The book then proceeds to use this formula (that I know is correct) in any case.

But wouldn’t this formula be only relevant in the case $y = \hat{x}$ since it was found relying on theorem 6.2 that is only valid if $y = \hat{x}$?

Answer 1

This is something I would call "silly notation." This is, in essence, a reference to differential geometry.

Usually, in undergraduate math, a vector only signifies "magnitude and direction." In differential geometry, a "tangent vector" is a vector directed from a fixed point. Differentials (or, in snazzy terms, "differential 1-forms") are then interpreted as functions of these tangent vectors.

In this case, if we let $\vec{v}_x$, where $x$ is a real number and $\vec{v}=\Delta x$ (so that $\vec{v}$ is a vector pointing from $x$ with magnitude and direction $\Delta x$), $$\mathrm{d}y(\vec{v}_x)=\mathrm{d}f(\vec{v}_x)=f'(x)\,\mathrm{d}x(\vec{v}_x)=f'(x)\Delta x.$$

You can find a nice introduction, which I think most undergraduates that have taken a strong set of courses in calculus will be able to work through, in Michael Spivak's Calculus on Manifolds. This also applies for "$u$-substitution," since, if we use differential forms, substitution (or change of variables in general) can be stated simply as, for $f:M\to N$ an orientation-preserving diffeomorphism, $$\int\limits_{N}\beta=\int\limits_{M}f^*\beta,$$ where $\beta$ is a differential form and $f^*\beta$ is the pullback of $\beta$ by $f$.

As to the specific question of whether the construction given works only for $y=\hat x$, the answer is no. Since $x=\hat x$ by definition, their differentials are the same. The $y$ in the given formula is not the $y=\hat x$.

Answer 2

The problem stems from using two different letters, namely $y$ and $f$, for the same object.

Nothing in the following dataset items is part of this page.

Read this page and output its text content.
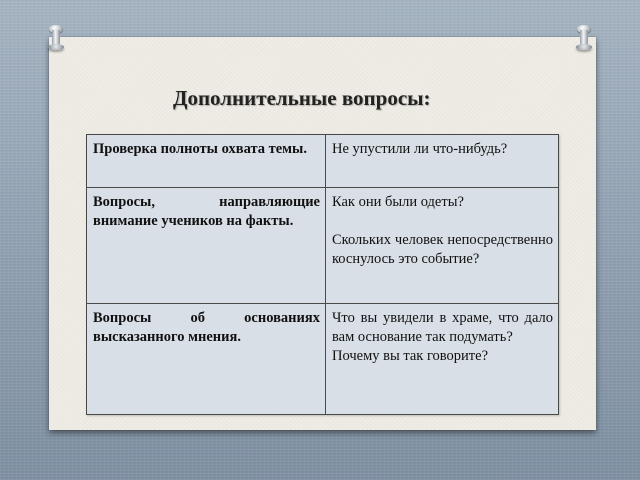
Дополнительные вопросы:
Проверка полноты охвата темы.	Не упустили ли что-нибудь?

Вопросы, направляющие внимание учеников на факты.	Как они были одеты?

Скольких человек непосредственно коснулось это событие?

Вопросы об основаниях высказанного мнения.	Что вы увидели в храме, что дало вам основание так подумать?

Почему вы так говорите?
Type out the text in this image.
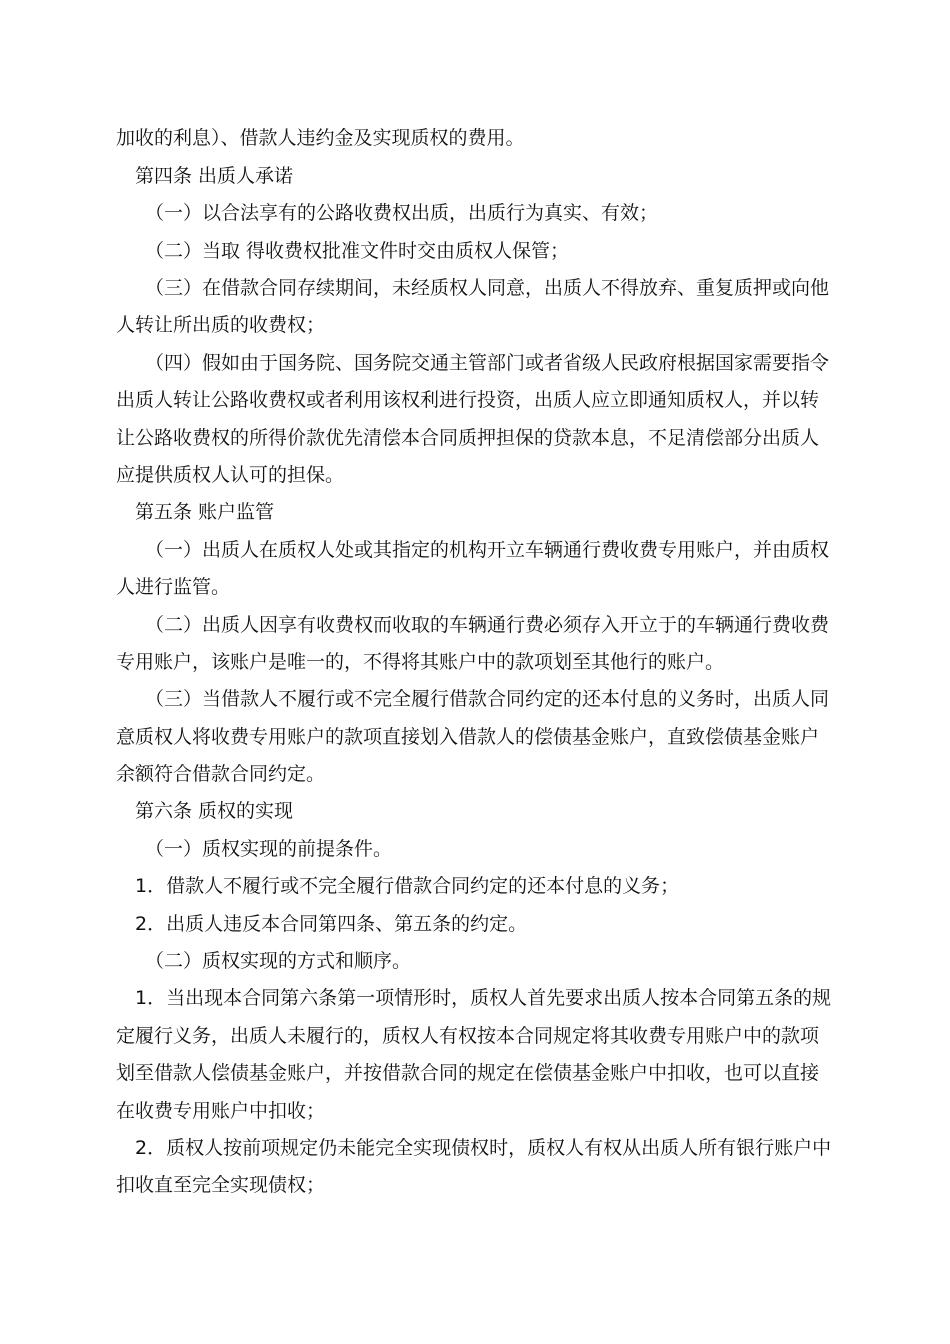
加收的利息）、借款人违约金及实现质权的费用。
第四条 出质人承诺
（一）以合法享有的公路收费权出质，出质行为真实、有效；
（二）当取 得收费权批准文件时交由质权人保管；
（三）在借款合同存续期间，未经质权人同意，出质人不得放弃、重复质押或向他
人转让所出质的收费权；
（四）假如由于国务院、国务院交通主管部门或者省级人民政府根据国家需要指令
出质人转让公路收费权或者利用该权利进行投资，出质人应立即通知质权人，并以转
让公路收费权的所得价款优先清偿本合同质押担保的贷款本息，不足清偿部分出质人
应提供质权人认可的担保。
第五条 账户监管
（一）出质人在质权人处或其指定的机构开立车辆通行费收费专用账户，并由质权
人进行监管。
（二）出质人因享有收费权而收取的车辆通行费必须存入开立于的车辆通行费收费
专用账户，该账户是唯一的，不得将其账户中的款项划至其他行的账户。
（三）当借款人不履行或不完全履行借款合同约定的还本付息的义务时，出质人同
意质权人将收费专用账户的款项直接划入借款人的偿债基金账户，直致偿债基金账户
余额符合借款合同约定。
第六条 质权的实现
（一）质权实现的前提条件。
1．借款人不履行或不完全履行借款合同约定的还本付息的义务；
2．出质人违反本合同第四条、第五条的约定。
（二）质权实现的方式和顺序。
1．当出现本合同第六条第一项情形时，质权人首先要求出质人按本合同第五条的规
定履行义务，出质人未履行的，质权人有权按本合同规定将其收费专用账户中的款项
划至借款人偿债基金账户，并按借款合同的规定在偿债基金账户中扣收，也可以直接
在收费专用账户中扣收；
2．质权人按前项规定仍未能完全实现债权时，质权人有权从出质人所有银行账户中
扣收直至完全实现债权；
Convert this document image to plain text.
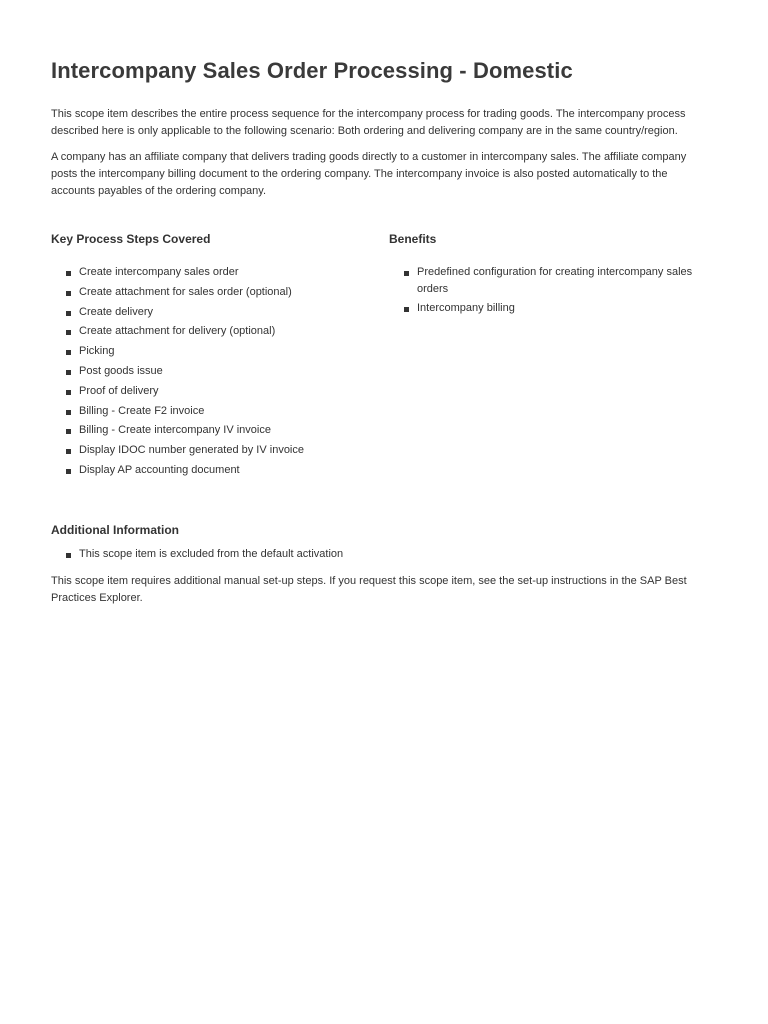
Intercompany Sales Order Processing - Domestic

This scope item describes the entire process sequence for the intercompany process for trading goods. The intercompany process described here is only applicable to the following scenario: Both ordering and delivering company are in the same country/region.

A company has an affiliate company that delivers trading goods directly to a customer in intercompany sales. The affiliate company posts the intercompany billing document to the ordering company. The intercompany invoice is also posted automatically to the accounts payables of the ordering company.

Key Process Steps Covered
Create intercompany sales order
Create attachment for sales order (optional)
Create delivery
Create attachment for delivery (optional)
Picking
Post goods issue
Proof of delivery
Billing - Create F2 invoice
Billing - Create intercompany IV invoice
Display IDOC number generated by IV invoice
Display AP accounting document
Benefits
Predefined configuration for creating intercompany sales orders
Intercompany billing
Additional Information
This scope item is excluded from the default activation

This scope item requires additional manual set-up steps. If you request this scope item, see the set-up instructions in the SAP Best Practices Explorer.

For an arbitrary function $f$ we have $$df(x).\Delta x=f'(x)\>\Delta x,\tag{1}$$ because $$f(x+\Delta x)-f(x)=f'(x)\>\Delta x + o(|\Delta x|)\qquad(\Delta x\to0)\ .$$ When $f$ is the identity function $\hat x:\>x\mapsto x$ on ${\mathbb R}$ we have $$\hat x(x+\Delta x)-\hat x(x)=\Delta x + 0\qquad(\Delta x\to 0)\ ;$$ whence $$d\hat x(x).\Delta x=\Delta x\qquad\forall x\in{\mathbb R}, \ \forall \Delta x\in{\mathbb R}\ .$$ Comparing with $(1)$ we see that the following is true: $$df(x).\Delta x=f'(x)\ d\hat x.\Delta x\qquad\forall x\in{\mathbb R}, \ \forall \Delta x\in{\mathbb R}\ .$$ The last equation says that the two functions (of two variables!) $df$ and $d\hat x$ are related by the equation $$df=f'(x)\>d\hat x$$ (note that $f'(x)$ is a scalar here). When we omit the hat and use $x$ not only for variable points on ${\mathbb R}$, but as well as name for the identity function on ${\mathbb R}$, we obtain the famous relation $$df=f'(x)\>dx\ .$$ This is not an obscure relation between infinitesimals, but the expression of $df$ as a scalar (depending on $x$) multiple of $dx$.